Now into its second century of business, Bellavance Beverage is on the move again. The “kitchen,” as the beer storage area is called, isn’t large enough to handle the quantities the company needs to have on hand (the typical stay for a case or keg of beer is 10 to 12 days). Bellavance is expected to relocate to its new 78,000-square-foot home on Northeastern Boulevard in June or July. The new facility also will house an extensive collection of historical photos, signs and memorabilia.
Said Joseph IV: “In the decade ahead, I see, first, a renewed focus on the distribution aspect of the business with technologies like RFID, GPS, wireless and more powerful computing and software being applied to logistics, order/inventory management, order picking, back-door delivery and routing. This will then spill into service aspects, such as automatic order writing or replenishment and dynamic shelf or floor spacing.”
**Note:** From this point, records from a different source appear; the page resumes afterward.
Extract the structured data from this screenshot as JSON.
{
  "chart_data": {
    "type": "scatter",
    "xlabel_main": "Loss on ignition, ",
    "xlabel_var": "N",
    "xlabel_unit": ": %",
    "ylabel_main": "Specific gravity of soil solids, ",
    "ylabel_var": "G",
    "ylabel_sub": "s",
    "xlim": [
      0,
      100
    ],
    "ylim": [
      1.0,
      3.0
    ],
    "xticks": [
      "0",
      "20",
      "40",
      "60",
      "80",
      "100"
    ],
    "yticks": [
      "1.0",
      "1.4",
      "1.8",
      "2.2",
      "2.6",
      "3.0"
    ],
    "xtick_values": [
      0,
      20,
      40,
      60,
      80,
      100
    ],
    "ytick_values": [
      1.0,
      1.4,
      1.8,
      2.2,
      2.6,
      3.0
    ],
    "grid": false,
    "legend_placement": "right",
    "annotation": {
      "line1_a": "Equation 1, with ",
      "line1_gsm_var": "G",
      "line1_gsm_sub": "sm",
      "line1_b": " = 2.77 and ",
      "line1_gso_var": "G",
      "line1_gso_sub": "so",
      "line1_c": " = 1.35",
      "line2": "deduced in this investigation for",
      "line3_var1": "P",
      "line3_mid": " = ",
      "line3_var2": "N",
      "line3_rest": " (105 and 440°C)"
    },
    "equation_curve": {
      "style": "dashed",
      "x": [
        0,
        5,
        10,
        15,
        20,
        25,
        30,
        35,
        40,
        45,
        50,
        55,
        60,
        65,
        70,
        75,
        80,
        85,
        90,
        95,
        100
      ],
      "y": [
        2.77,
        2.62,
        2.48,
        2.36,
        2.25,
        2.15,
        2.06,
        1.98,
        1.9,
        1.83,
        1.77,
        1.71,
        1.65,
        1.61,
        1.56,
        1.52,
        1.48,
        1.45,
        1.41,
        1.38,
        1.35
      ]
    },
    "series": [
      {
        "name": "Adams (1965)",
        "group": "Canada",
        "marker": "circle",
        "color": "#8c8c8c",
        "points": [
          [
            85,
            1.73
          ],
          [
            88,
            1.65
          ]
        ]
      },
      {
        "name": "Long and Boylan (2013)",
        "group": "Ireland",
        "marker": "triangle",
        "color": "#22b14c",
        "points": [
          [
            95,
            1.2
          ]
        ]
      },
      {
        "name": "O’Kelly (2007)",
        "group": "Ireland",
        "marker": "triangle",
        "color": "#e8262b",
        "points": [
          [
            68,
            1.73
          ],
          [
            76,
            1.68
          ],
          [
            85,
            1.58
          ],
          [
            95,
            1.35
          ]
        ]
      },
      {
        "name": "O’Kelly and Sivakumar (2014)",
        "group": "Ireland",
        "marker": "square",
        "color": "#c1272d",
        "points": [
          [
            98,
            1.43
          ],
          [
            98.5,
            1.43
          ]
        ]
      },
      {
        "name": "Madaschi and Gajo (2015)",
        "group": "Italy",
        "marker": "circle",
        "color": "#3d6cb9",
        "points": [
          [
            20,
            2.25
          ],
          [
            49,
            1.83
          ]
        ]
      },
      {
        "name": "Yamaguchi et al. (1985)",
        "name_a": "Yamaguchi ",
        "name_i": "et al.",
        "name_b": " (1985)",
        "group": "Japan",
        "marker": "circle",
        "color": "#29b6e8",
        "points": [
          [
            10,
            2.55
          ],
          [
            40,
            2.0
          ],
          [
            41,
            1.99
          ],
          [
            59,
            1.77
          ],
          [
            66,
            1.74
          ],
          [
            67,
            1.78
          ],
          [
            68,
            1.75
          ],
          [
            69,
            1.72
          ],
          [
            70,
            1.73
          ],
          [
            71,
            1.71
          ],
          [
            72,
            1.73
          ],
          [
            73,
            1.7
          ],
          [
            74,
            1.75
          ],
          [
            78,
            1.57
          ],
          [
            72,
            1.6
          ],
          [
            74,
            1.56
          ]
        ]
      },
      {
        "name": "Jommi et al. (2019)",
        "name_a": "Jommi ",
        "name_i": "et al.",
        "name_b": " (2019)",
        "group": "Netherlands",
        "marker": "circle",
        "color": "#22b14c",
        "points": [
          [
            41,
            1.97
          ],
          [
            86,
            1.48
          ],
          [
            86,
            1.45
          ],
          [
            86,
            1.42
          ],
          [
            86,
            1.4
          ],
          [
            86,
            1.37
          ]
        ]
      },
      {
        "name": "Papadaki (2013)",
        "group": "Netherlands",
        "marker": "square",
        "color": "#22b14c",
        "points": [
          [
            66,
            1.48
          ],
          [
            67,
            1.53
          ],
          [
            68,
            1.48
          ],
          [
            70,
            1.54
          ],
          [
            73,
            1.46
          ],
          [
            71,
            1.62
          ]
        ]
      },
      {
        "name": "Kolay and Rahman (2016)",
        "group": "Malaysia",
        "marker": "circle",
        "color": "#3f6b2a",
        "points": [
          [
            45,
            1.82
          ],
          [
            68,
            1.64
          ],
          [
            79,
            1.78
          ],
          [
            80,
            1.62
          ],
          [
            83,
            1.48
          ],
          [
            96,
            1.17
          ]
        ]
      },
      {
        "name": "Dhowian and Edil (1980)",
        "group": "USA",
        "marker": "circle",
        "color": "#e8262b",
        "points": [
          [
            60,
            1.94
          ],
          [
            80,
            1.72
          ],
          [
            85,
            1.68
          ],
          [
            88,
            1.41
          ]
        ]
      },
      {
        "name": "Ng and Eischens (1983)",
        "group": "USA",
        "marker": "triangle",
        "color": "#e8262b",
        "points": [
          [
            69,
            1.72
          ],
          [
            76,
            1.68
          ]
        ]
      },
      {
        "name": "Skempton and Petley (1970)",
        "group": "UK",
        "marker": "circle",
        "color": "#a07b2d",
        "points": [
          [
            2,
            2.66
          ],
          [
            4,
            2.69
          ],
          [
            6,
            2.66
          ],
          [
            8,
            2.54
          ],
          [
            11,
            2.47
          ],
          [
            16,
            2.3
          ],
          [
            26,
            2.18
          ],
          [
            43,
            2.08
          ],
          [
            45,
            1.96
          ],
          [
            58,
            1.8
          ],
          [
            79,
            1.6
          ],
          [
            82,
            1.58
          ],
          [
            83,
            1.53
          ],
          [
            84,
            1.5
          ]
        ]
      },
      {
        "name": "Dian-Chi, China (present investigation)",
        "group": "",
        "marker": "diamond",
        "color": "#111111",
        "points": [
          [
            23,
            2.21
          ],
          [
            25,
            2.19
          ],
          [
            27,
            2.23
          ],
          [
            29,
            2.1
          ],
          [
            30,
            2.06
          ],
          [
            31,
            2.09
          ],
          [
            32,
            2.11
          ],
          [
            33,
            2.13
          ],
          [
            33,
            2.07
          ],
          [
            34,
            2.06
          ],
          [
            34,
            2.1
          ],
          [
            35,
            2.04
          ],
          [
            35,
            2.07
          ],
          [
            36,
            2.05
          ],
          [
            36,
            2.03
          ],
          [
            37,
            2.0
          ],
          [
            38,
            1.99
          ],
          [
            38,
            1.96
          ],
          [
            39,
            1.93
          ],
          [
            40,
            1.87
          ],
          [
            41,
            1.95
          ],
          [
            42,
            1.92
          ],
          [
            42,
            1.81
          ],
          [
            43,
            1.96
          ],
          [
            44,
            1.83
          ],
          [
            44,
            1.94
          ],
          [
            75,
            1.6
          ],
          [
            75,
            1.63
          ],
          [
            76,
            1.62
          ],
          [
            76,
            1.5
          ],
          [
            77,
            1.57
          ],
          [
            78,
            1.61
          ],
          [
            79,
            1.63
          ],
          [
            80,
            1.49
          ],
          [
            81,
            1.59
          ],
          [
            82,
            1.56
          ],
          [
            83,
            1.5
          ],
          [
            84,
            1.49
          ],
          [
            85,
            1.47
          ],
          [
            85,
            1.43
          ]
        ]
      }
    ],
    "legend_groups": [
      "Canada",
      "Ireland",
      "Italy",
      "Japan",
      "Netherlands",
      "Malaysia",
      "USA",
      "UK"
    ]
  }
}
There might even be a fifth Bellavance generation to take the business toward the 22nd century: “I have a 7-month-old daughter, Grace, and my cousin Sam has a 12-year-old daughter, Randi. There are other nieces and nephews in the fifth generation.”
The Citizens Bank Not Your Typical Business Award is presented in partnership with New Hampshire Business Review. Businesses are selected each month based on the company’s commitment to community, colleagues and customers.